The hearing sometimes turned from agriculture towards mining. Stauber, who represents the Iron Range in Congress, said “mining is our past and our future.” He decried Biden administration policies, which include a moratorium on more than 220,000 acres of the Superior National Forest and the revocation by the U.S. Army Corps of Engineers a Clean Water Act permit for a proposed NewRange copper and nickel mine in northeastern Minnesota.

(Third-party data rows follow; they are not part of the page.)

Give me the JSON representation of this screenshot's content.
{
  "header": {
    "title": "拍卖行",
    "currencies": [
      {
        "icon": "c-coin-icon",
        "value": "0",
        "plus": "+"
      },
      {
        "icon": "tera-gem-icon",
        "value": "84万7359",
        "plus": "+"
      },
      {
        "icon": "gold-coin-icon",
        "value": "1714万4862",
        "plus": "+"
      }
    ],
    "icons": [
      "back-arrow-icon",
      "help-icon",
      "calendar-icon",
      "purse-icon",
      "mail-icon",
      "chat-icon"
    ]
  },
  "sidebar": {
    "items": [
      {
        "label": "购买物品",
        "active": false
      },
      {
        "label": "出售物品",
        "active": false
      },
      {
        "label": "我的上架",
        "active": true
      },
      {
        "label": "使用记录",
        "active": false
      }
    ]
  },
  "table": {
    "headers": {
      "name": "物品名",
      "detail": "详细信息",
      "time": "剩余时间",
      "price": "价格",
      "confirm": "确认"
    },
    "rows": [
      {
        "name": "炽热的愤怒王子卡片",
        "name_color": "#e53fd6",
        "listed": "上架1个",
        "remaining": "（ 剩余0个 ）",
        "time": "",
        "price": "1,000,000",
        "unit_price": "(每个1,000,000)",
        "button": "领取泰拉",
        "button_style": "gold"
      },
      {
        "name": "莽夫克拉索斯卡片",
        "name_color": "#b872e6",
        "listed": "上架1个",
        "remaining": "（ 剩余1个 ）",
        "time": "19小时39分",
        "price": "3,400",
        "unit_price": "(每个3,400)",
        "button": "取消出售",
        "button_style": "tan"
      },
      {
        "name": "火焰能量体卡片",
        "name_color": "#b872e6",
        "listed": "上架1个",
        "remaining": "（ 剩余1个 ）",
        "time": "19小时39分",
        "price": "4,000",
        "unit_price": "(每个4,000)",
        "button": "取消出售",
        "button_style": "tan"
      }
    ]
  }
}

Former state Sen. Tom Bakk, who now lobbies for TwinMetals, a mining company that wants to establish a copper and nickel mine in area of the Superior National Forest now under a 20-year moratorium, was among the witnesses.

Stauber and Bakk repeated their arguments that critical minerals that could be mined in Minnesota are direly needed for electric car batteries, wind turbines and other clean energy projects.

“You know it makes no sense to me,” Bakk testified. “On one hand we set aggressive goals on reducing our greenhouse gas emissions and at the same time we are slowing down or halting mining projects that are needed to meet those goals.”